Trechos de entrevista da diretora, Anna Muylaert.

A diretora pretende com o filme retirar certas “pessoas da invisibilidade” e “queria


dar um destino melhor para a filha da empregada. Na minha cabeça de
dramaturga, eu queria tirar o clichê da maldição da repetição. Durante muitos anos
o caminho era igual, a filha vinha para cá ser cabeleireira e acabava como
doméstica, assim como a mãe.”

Sobre o fato da filha da emprega ter sido aprovada no vestibular de uma faculdade
federal: “Mas isso é um pequeno começo, a questão da educação ainda está muito
atrasada em relação aos países europeus, por exemplo, que são socialmente mais
democráticos. Aqui demos um pequeno passo para o direito à cidadania.”

O filme retrata essa cultura escravista herdada do período colonial. Foram


realizadas pesquisas sobre isso?
AM: Fizemos uma pesquisa para encontrar a personagem principal, que é inspirada
na Edna.

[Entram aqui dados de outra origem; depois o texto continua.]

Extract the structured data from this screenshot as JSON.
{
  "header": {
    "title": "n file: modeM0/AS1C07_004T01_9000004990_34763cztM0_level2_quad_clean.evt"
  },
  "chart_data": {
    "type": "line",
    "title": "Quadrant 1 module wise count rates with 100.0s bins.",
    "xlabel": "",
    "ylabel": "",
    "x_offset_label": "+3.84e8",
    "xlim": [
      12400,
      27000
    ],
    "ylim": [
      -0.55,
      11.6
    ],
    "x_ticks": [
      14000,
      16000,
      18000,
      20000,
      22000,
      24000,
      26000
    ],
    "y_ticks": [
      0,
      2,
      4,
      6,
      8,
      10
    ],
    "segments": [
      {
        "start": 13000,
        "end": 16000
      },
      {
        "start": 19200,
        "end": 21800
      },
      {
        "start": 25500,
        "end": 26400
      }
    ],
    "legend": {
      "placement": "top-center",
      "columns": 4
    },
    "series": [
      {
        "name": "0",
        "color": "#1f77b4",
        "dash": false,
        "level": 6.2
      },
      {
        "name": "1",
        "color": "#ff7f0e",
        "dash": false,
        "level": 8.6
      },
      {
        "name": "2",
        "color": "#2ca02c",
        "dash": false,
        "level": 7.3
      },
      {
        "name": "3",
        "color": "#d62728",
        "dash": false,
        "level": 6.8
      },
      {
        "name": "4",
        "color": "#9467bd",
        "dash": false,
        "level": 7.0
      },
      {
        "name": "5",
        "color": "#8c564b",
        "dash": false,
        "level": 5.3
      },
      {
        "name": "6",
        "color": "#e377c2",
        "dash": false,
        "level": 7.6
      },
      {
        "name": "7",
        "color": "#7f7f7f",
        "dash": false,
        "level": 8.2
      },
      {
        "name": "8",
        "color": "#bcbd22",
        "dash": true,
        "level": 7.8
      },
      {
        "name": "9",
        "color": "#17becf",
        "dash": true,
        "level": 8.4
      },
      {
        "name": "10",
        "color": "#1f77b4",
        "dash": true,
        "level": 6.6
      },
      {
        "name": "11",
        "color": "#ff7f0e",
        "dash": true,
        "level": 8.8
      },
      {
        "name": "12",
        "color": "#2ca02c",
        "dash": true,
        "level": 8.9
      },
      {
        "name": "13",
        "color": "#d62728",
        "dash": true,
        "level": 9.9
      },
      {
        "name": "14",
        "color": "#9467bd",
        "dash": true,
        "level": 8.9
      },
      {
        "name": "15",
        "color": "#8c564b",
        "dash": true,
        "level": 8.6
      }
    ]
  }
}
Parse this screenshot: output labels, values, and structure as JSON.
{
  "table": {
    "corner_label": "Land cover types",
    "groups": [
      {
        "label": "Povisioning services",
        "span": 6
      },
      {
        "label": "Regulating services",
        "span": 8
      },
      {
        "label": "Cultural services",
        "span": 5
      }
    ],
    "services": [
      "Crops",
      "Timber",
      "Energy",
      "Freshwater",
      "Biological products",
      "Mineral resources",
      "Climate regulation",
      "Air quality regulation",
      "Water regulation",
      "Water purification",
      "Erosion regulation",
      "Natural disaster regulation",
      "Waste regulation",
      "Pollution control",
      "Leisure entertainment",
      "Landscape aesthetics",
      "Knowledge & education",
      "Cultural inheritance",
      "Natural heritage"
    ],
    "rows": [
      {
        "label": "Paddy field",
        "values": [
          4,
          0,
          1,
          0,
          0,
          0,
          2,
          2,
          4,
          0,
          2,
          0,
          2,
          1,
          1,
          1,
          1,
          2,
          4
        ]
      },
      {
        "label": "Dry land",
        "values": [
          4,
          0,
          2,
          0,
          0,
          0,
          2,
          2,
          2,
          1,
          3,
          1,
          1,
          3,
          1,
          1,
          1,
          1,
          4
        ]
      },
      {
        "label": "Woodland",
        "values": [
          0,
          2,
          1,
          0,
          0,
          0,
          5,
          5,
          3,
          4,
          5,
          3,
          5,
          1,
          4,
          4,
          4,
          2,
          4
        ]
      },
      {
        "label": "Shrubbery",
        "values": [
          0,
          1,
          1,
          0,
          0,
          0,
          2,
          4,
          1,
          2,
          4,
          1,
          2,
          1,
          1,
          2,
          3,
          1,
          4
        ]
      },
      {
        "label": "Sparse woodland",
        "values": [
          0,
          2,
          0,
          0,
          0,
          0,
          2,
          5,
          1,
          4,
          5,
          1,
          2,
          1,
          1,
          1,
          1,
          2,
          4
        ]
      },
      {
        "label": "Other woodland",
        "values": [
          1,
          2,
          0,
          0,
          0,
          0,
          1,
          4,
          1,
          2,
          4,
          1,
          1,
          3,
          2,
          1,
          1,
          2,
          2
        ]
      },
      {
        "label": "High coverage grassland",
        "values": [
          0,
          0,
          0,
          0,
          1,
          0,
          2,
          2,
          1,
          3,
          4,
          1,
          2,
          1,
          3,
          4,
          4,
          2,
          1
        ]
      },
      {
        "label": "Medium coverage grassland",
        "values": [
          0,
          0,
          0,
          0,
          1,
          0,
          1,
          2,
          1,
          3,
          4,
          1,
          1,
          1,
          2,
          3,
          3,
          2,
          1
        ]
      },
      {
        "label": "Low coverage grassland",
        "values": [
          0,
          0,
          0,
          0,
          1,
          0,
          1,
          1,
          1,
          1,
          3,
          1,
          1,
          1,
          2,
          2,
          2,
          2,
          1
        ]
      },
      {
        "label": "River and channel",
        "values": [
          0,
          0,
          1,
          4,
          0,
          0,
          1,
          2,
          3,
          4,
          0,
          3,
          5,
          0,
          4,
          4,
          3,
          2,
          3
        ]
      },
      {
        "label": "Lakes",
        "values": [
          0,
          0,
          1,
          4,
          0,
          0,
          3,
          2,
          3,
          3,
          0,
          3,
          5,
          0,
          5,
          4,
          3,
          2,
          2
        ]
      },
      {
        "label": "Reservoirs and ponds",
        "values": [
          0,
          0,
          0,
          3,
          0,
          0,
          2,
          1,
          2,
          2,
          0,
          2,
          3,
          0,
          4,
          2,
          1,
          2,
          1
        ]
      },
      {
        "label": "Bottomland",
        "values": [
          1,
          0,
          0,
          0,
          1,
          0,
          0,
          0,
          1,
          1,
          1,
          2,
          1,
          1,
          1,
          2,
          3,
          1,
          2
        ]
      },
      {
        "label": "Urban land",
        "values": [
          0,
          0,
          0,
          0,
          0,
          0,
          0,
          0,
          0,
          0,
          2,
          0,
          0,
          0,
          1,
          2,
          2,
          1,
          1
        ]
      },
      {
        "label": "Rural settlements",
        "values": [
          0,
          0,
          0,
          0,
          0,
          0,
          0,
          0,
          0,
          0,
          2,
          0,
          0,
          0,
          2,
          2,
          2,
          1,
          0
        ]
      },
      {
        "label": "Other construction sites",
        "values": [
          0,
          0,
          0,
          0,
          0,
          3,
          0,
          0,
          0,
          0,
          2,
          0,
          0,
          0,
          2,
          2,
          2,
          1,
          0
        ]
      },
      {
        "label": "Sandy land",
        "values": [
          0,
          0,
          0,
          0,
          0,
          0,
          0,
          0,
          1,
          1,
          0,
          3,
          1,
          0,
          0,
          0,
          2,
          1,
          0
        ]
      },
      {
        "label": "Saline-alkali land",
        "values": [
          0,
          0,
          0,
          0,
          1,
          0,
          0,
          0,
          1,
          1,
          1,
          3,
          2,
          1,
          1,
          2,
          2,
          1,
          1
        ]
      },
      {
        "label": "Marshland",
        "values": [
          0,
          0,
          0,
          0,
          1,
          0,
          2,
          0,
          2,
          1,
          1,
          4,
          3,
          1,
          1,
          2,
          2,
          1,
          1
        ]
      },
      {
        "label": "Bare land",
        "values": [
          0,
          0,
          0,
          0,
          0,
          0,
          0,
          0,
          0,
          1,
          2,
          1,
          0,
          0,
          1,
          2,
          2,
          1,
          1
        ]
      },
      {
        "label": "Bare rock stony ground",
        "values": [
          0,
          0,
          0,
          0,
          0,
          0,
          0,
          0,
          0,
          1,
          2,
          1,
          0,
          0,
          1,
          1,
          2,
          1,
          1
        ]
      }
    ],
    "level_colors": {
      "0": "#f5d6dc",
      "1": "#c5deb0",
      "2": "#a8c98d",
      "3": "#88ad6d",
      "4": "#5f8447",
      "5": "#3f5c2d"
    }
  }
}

Ela foi babá do meu filho por aproximadamente dois anos e acabou se
tornando minha amiga. Quando era criança, foi deixada na Bahia pela mãe e
buscada apenas dez anos depois. Sobre essa arquitetura colonial e os espaços de
poder dentro da casa, não foi preciso praticamente nenhuma pesquisa, já que esses
valores estão presentes em qualquer casa da classe alta brasileira.

Além do seu filme, vários outros abordaram essa mesma temática nos
últimos anos. “Domésticas”, de Gabriel Mascaro, talvez seja o mais evidente.
Mas também podemos citar “O Som ao Redor”, de Kleber Mendonça Filho, e
“Casa Grande”, de Fellipe Barbosa. Algum deles te influenciou?
AM: Eu tive uma influência muito grande do filme ‘O Som ao Redor’. Eu me conecto
a ele porque eu realmente amei, saí do cinema tremendo. Apesar de
completamente diferentes, ambos estão tirando diversas pessoas da invisibilidade.
Já o documentário “Domésticas”, que foi exibido para a nossa equipe durante a
preparação, serviu de inspiração para o figurino da Val. O “Casa Grande”,
entretanto, foi diferente. No início da sua exibição no Festival de Cinema de
Paulínia, achei que alguém tivesse feito o mesmo filme que eu. Mas, passados os
primeiros trinta minutos, o filme abandona o caráter crítico e assume o papel do
herói adolescente que termina trepando com a empregada, o que eu considero
retrógrado e machista. Na Europa, os espectadores perguntam se isto realmente
existe ou se é pura ficção. Em suma, todo mundo está abordando um tema que urge
porque o Brasil ainda está no século XIX. Essa é uma cultura gerada nos primórdios
da colonização, quando os portugueses vieram para o Brasil explorar o ouro e
comer as mulheres. A lógica era o ócio ao invés do negócio. Isso não dá mais, é 7 a 1
em todo o canto. É urgente profissionalizar, legislar e respeitar essas mulheres. No
Brasil, ainda é normal homem pisar em mulher; branco, em preto; e rico, em pobre.
Os cineastas estão no cinema para isso e é ótimo que estes filmes estão dando
certo, porque faz o mundo pensar e repensar estas atitudes.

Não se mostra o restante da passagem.